Deer are more likely to suddenly enter roadways during this time, increasing the risk of motorists being forced to stop suddenly or become involved in collisions. This is because during mating season, known as the "fall rut," bucks are pursuing does, or young bucks are dispersing from their birthplaces to find new ranges.
The situation becomes exacerbated when daylight savings time ends at 2 a.m. on Sunday, Nov. 6, causing daylight to be limited during peak commute times. Deer activity usually occurs during popular commuting hours of early morning and around sunset. Increased deer activity and limited visibility due to reduced lighting or sun glare can make it difficult for drivers to spot deer about to cross the road.
“Deer are involved in thousands of collisions with motor vehicles in New Jersey every year, most of which occur during the fall mating season,” New Jersey Fish & Wildlife Assistant Commissioner David Golden said. “We urge all drivers to be especially alert to the possibility of deer suddenly darting onto roadways, as well as know how to reduce the risk of a collision and possible serious injury to themselves, their passengers or others.”
Last October, the Pennsylvania Game Commission issued a similar warning about increased deer activity.
“While the peak of the rut still is a few weeks off, deer already have ramped up their activity and are crossing roads more frequently,” Game Commission Executive Director Bryan Burhans said. “While motorists – at all times of year – should remain alert while driving and be on the lookout for whitetails, it’s especially important now and in the coming weeks.”
Data from around the U.S. indicates that Pennsylvania motorists face some of the highest risks of vehicle collisions with a deer. Between July 2020 and June 2021, Pennsylvania had the most animal collisions, with 166,404 claims filed. Drivers in Pa. had a 1 in 54 chance of hitting an animal, according to research by insurance company State Farm. November, October and December are the most dangerous months for animal collisions.
NJDOT, DEP and PGC provide the following tips for motorists in the region to stay safe during the annual fall rut:
• If you spot a deer by the road, slow down and watch for sudden movement. If the deer is in the road not moving, wait for it to cross and make sure the road is clear. Do not try to drive around the deer.

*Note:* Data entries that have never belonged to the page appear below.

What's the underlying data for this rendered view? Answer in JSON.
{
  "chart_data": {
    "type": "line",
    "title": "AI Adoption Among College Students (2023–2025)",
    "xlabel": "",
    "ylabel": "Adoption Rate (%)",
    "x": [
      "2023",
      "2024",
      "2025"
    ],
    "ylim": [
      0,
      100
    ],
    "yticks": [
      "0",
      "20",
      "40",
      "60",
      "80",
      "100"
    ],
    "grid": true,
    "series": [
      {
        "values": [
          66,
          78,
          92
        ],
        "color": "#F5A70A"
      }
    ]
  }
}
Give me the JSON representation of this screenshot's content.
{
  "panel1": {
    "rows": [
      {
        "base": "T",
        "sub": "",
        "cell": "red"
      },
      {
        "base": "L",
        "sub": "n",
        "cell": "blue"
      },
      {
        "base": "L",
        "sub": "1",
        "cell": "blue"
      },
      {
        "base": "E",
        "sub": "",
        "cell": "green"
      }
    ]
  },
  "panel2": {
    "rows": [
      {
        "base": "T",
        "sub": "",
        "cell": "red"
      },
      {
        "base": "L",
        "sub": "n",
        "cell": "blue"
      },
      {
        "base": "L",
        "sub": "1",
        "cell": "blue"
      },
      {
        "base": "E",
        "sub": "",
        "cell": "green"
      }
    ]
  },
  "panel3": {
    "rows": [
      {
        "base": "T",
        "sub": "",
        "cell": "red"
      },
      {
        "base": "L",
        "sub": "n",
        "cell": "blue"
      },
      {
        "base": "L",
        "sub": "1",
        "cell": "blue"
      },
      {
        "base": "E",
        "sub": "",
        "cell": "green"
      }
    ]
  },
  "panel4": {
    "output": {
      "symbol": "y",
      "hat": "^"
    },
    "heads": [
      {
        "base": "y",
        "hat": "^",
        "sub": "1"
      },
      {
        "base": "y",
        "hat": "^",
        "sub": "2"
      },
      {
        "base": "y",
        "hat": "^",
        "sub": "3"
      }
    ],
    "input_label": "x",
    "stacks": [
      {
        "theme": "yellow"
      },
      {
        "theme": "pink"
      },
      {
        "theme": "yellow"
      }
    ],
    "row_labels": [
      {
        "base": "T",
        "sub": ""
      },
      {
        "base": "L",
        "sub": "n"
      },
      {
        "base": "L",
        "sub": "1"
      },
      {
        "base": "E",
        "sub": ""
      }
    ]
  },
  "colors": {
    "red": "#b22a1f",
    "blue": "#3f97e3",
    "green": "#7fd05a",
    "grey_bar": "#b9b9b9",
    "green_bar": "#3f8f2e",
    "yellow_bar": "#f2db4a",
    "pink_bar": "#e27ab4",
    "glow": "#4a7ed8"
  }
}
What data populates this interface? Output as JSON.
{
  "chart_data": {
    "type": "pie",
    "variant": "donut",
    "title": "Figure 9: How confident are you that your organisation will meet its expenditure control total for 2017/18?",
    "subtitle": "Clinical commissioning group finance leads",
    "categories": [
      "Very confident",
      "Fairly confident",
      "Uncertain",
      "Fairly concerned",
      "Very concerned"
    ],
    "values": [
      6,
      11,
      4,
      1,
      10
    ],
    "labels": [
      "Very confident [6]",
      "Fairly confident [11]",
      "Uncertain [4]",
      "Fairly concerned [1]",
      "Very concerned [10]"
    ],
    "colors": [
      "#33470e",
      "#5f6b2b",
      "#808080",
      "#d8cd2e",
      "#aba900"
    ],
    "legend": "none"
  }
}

• Watch for "deer crossing" signs, and drive slower so there is more time to stop if necessary.
• Use high beams during dark periods if there are no oncoming vehicles, because the beams will be reflected in the eyes of deer on or near roads. If you spot one deer, assume there are others because deer often travel in groups and walk single file.
• Don't tailgate other vehicles, because the driver ahead may have to stop suddenly to avoid colliding with deer.
• Follow safety protocols, such as wearing a seatbelt, refraining from cellular devices while driving, honoring the speed limit and factoring in weather conditions, lighting, traffic and curves.
• Do not swerve to avoid impact with a deer if collision seems inevitable, because the deer could counter-maneuver suddenly. Brake appropriately and stay in your lane. It is more likely for collisions to become fatal when a driver swerves to avoid a deer and instead collides with oncoming traffic or fixed structures by the street.
• If a deer-vehicle collision occurs, immediately report it to a local law enforcement agency. If the deer is struck but not killed, drivers are urged to keep their distance in case it recovers and moves on.